T200 thruster and Pixhawk 6x

I am currently attempting to run a motor test on a T200 thruster through Mission Planner.

Hardware setup:
BlueRobotics Basic ESC connected to a skydrone power distribution board, Pixhawk 6x (FMU PWM OUT) and a T200 thruster.

The power distribution board is connected to an 11.1V battery.

The Pixhawk is running ArduRover firmware and an M9 GPS is connected to it.

This vehicle is supposed to be autonomous with no RC controller, so I have not connected/calibrated an RC controller.

I have set all the recommended parameters and armed the vehicle before running a motor test in Mission Planner with no luck. The T200 thrusters beep 3 times as expected, but the final beep that is supposed to be coming from the ESC is not. I do know that the ESC needs to beep once to signifying it is receiving signal from the Pixhawk.

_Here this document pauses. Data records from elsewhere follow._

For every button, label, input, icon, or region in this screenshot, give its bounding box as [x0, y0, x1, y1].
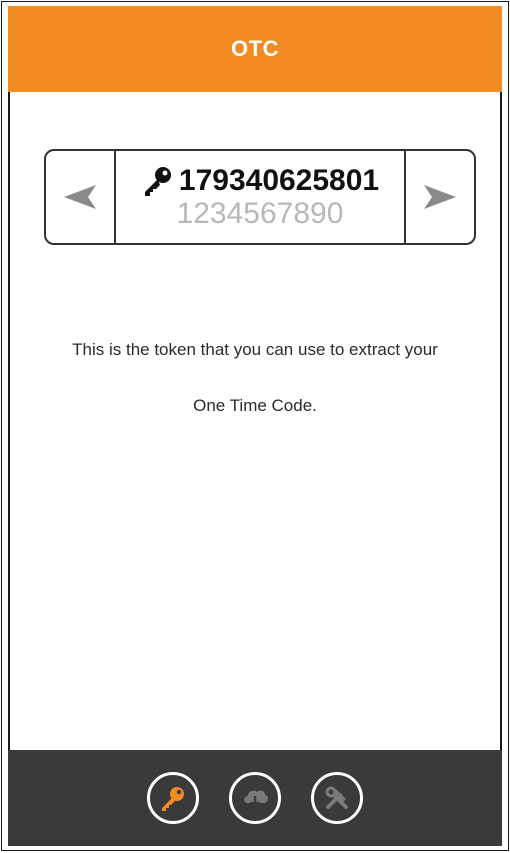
key-icon	[162, 787, 184, 811]
token-selector: 179340625801 1234567890	[44, 149, 476, 245]
description-line-2: One Time Code.	[193, 396, 317, 415]
app-frame: OTC 179340625801 1234567890 This is the …	[1, 1, 509, 851]
previous-token-button[interactable]	[46, 151, 116, 243]
page-title: OTC	[231, 36, 279, 61]
header-bar: OTC	[8, 6, 502, 92]
tab-tools[interactable]	[311, 772, 363, 824]
cloud-download-icon	[244, 790, 268, 808]
tab-download[interactable]	[229, 772, 281, 824]
next-token-button[interactable]	[404, 151, 474, 243]
right-arrow-icon	[424, 185, 456, 209]
token-display: 179340625801 1234567890	[116, 151, 404, 243]
right-border	[500, 92, 502, 750]
tab-key[interactable]	[147, 772, 199, 824]
current-token: 179340625801	[141, 164, 379, 198]
next-token-value: 1234567890	[176, 197, 344, 230]
token-description: This is the token that you can use to ex…	[32, 322, 478, 434]
current-token-value: 179340625801	[178, 164, 380, 197]
key-icon	[144, 167, 171, 196]
left-arrow-icon	[64, 185, 96, 209]
description-line-1: This is the token that you can use to ex…	[72, 340, 438, 359]
bottom-nav	[8, 750, 502, 846]
left-border	[8, 92, 10, 750]
tools-icon	[325, 786, 348, 809]
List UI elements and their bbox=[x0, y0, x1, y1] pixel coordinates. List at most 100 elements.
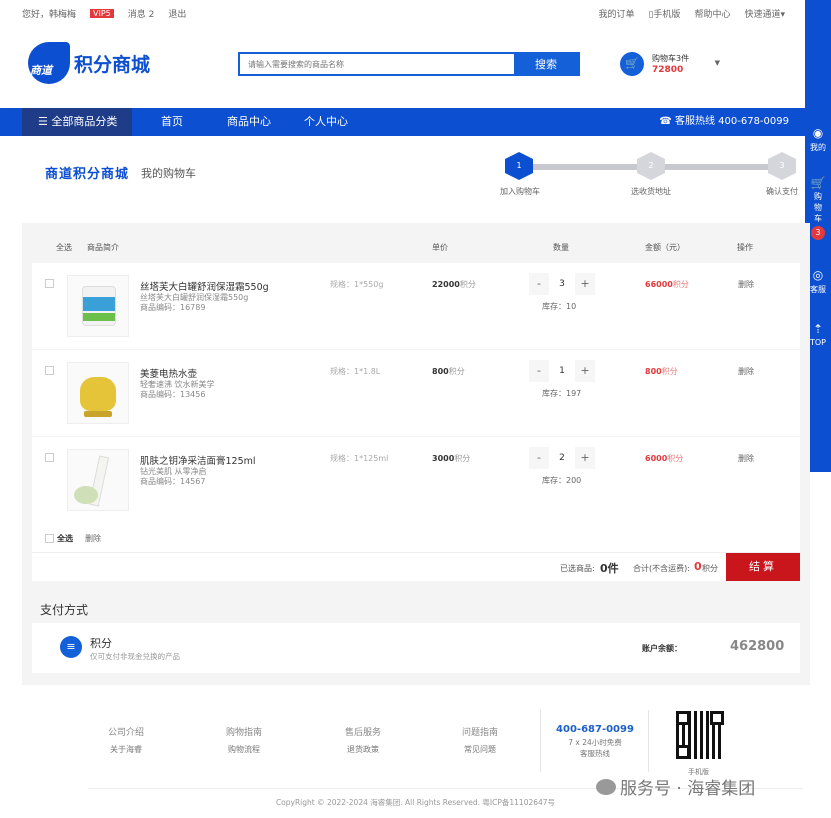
footer-divider bbox=[540, 710, 541, 772]
cart-summary: 全选 删除 已选商品: 0件 合计(不含运费): 0 积分 结算 bbox=[32, 523, 800, 581]
payment-method-name: 积分 bbox=[90, 637, 112, 650]
nav-item-products[interactable]: 商品中心 bbox=[227, 108, 271, 136]
coin-stack-icon: ≡ bbox=[60, 636, 82, 658]
nav-item-profile[interactable]: 个人中心 bbox=[304, 108, 348, 136]
row-amount: 66000积分 bbox=[645, 280, 689, 289]
header-qty: 数量 bbox=[553, 243, 569, 252]
footer-link[interactable]: 关于海睿 bbox=[108, 744, 144, 755]
checkout-button[interactable]: 结算 bbox=[726, 553, 800, 581]
breadcrumb: 商道积分商城 我的购物车 bbox=[45, 163, 197, 183]
nav-item-home[interactable]: 首页 bbox=[161, 108, 183, 136]
footer-col: 公司介绍 关于海睿 bbox=[108, 728, 145, 755]
quick-access-menu[interactable]: 快速通道▾ bbox=[744, 7, 785, 20]
table-header: 全选 商品简介 单价 数量 金额（元） 操作 bbox=[22, 223, 810, 263]
stock-text: 库存：200 bbox=[542, 476, 582, 485]
watermark: 服务号 · 海睿集团 bbox=[596, 774, 755, 799]
increase-button[interactable]: + bbox=[575, 360, 595, 382]
qr-code bbox=[676, 711, 724, 759]
payment-title: 支付方式 bbox=[40, 603, 89, 617]
header-select-all[interactable]: 全选 bbox=[56, 242, 72, 253]
all-categories-button[interactable]: ☰ 全部商品分类 bbox=[22, 108, 132, 136]
select-all-checkbox[interactable] bbox=[45, 534, 54, 543]
logo-text: 积分商城 bbox=[74, 53, 151, 76]
user-icon: ◉ bbox=[812, 126, 824, 140]
delete-link[interactable]: 删除 bbox=[738, 366, 754, 377]
product-image[interactable] bbox=[67, 275, 129, 337]
cart-count-label: 购物车3件 bbox=[652, 53, 690, 63]
decrease-button[interactable]: - bbox=[529, 447, 549, 469]
total-value: 0 bbox=[694, 560, 702, 573]
total-unit: 积分 bbox=[702, 564, 718, 573]
cart-panel: 全选 商品简介 单价 数量 金额（元） 操作 丝塔芙大白罐舒润保湿霜550g 丝… bbox=[22, 223, 810, 685]
product-spec: 规格：1*125ml bbox=[330, 454, 389, 463]
product-spec: 规格：1*550g bbox=[330, 280, 384, 289]
product-image[interactable] bbox=[67, 362, 129, 424]
unit-price: 800积分 bbox=[432, 367, 465, 376]
footer-divider bbox=[648, 710, 649, 772]
mobile-link[interactable]: ▯手机版 bbox=[648, 7, 680, 20]
main-nav: ☰ 全部商品分类 首页 商品中心 个人中心 ☎ 客服热线 400-678-009… bbox=[0, 108, 805, 136]
headset-icon: ☎ bbox=[659, 116, 675, 127]
brand-title: 商道积分商城 bbox=[45, 167, 130, 182]
quantity-input[interactable]: 3 bbox=[549, 273, 575, 295]
increase-button[interactable]: + bbox=[575, 273, 595, 295]
table-row: 丝塔芙大白罐舒润保湿霜550g 丝塔芙大白罐舒润保湿霜550g 商品编码：167… bbox=[32, 263, 800, 349]
header-cart[interactable]: 🛒 购物车3件 72800 ▼ bbox=[620, 51, 730, 77]
greeting-text: 您好，韩梅梅 bbox=[22, 10, 77, 20]
cart-icon: 🛒 bbox=[810, 176, 826, 190]
sidebar-item-mine[interactable]: ◉ 我的 bbox=[805, 126, 831, 153]
chevron-down-icon: ▼ bbox=[714, 59, 720, 67]
help-link[interactable]: 帮助中心 bbox=[694, 7, 730, 20]
quantity-input[interactable]: 1 bbox=[549, 360, 575, 382]
product-spec: 规格：1*1.8L bbox=[330, 367, 381, 376]
step-line bbox=[528, 164, 640, 170]
wechat-icon bbox=[596, 778, 616, 795]
payment-method[interactable]: ≡ 积分 仅可支付非现金兑换的产品 账户余额： 462800 bbox=[32, 623, 800, 673]
checkout-steps: 1 2 3 加入购物车 选收货地址 确认支付 bbox=[500, 150, 800, 200]
delete-link[interactable]: 删除 bbox=[738, 453, 754, 464]
product-name[interactable]: 美菱电热水壶 bbox=[140, 366, 197, 380]
chevron-down-icon: ▾ bbox=[780, 10, 785, 20]
footer-col: 问题指南 常见问题 bbox=[462, 728, 499, 755]
site-logo[interactable]: 商道 积分商城 bbox=[28, 42, 150, 84]
selected-label: 已选商品: bbox=[560, 564, 595, 573]
table-row: 美菱电热水壶 轻奢速沸 饮水新美学 商品编码：13456 规格：1*1.8L 8… bbox=[32, 350, 800, 436]
row-checkbox[interactable] bbox=[45, 453, 54, 462]
increase-button[interactable]: + bbox=[575, 447, 595, 469]
dolphin-logo-icon: 商道 bbox=[28, 42, 70, 84]
row-amount: 800积分 bbox=[645, 367, 678, 376]
delete-link[interactable]: 删除 bbox=[738, 279, 754, 290]
select-all-label[interactable]: 全选 bbox=[57, 533, 73, 544]
step-3-marker: 3 bbox=[768, 152, 796, 180]
footer-link[interactable]: 购物流程 bbox=[226, 744, 262, 755]
quantity-stepper: - 1 + bbox=[529, 360, 595, 382]
logout-link[interactable]: 退出 bbox=[168, 7, 186, 20]
footer-link[interactable]: 退货政策 bbox=[345, 744, 381, 755]
row-checkbox[interactable] bbox=[45, 366, 54, 375]
search-input[interactable] bbox=[240, 54, 514, 74]
cart-badge: 3 bbox=[811, 226, 825, 240]
vip-badge: VIP5 bbox=[90, 9, 114, 18]
decrease-button[interactable]: - bbox=[529, 360, 549, 382]
footer-hotline: 400-687-0099 7 x 24小时免费 客服热线 bbox=[556, 724, 634, 758]
unit-price: 22000积分 bbox=[432, 280, 476, 289]
table-row: 肌肤之钥净采洁面膏125ml 钻光美肌 从零净启 商品编码：14567 规格：1… bbox=[32, 437, 800, 523]
product-code: 商品编码：13456 bbox=[140, 390, 206, 399]
site-header: 商道 积分商城 搜索 🛒 购物车3件 72800 ▼ bbox=[0, 24, 805, 108]
row-amount: 6000积分 bbox=[645, 454, 684, 463]
my-orders-link[interactable]: 我的订单 bbox=[598, 7, 634, 20]
footer-link[interactable]: 常见问题 bbox=[462, 744, 498, 755]
footer-col: 售后服务 退货政策 bbox=[345, 728, 382, 755]
decrease-button[interactable]: - bbox=[529, 273, 549, 295]
step-1-marker: 1 bbox=[505, 152, 533, 180]
cart-points: 72800 bbox=[652, 64, 684, 75]
product-name[interactable]: 肌肤之钥净采洁面膏125ml bbox=[140, 453, 256, 467]
product-image[interactable] bbox=[67, 449, 129, 511]
row-checkbox[interactable] bbox=[45, 279, 54, 288]
messages-link[interactable]: 消息 2 bbox=[128, 7, 155, 20]
page-title: 我的购物车 bbox=[141, 166, 197, 180]
product-name[interactable]: 丝塔芙大白罐舒润保湿霜550g bbox=[140, 279, 269, 293]
quantity-input[interactable]: 2 bbox=[549, 447, 575, 469]
batch-delete-link[interactable]: 删除 bbox=[85, 533, 101, 544]
search-button[interactable]: 搜索 bbox=[514, 54, 578, 74]
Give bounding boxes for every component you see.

Here are the parameters that I have set/changed:

Am I missing something within the parameters list that needs to be changed specifically for this type of thruster/ESC? I do keep reading about ESC calibration, but it seems these specific ESC’s do not need to/cannot be calibrated within Mission Planner.

Hi @Callisto
Welcome to the forums!

Can you confirm what pixhawk output channel you’ve connected to the ESC?

It should be connected to channel 1 according to the Rover documentation.

The INITIAL_MODE parameter should be returned to its default value - even if not using a controller with your vehicle, you will be setting it to auto mode once you’ve loaded missions onto the flight controller.

Finally, we recommend using QGround Control, and the motor test page as follows for ArduRover:

Not sure if it’s relevant, but a reminder that the Basic ESC is bidirectional, so its neutral/stopped signal is central (1500 µs pulse durations). It also expects signals in the range 1100-1900µs, which I think is somewhat atypical (I believe the default motor/PWM range is 1000-2000µs).

It’s likely worth checking the SERVO_OUTPUT_RAW values to see whether the Pixhawk at least thinks it’s generating a signal within the valid range.

There should actually be 5 beeps. The first 3 (short, rising pitch) are establishing that each motor phase is connected, then there’s a longer low-ish beep when there’s a valid signal, and a similarly long high-ish beep when that signal is in the neutral/stopped range.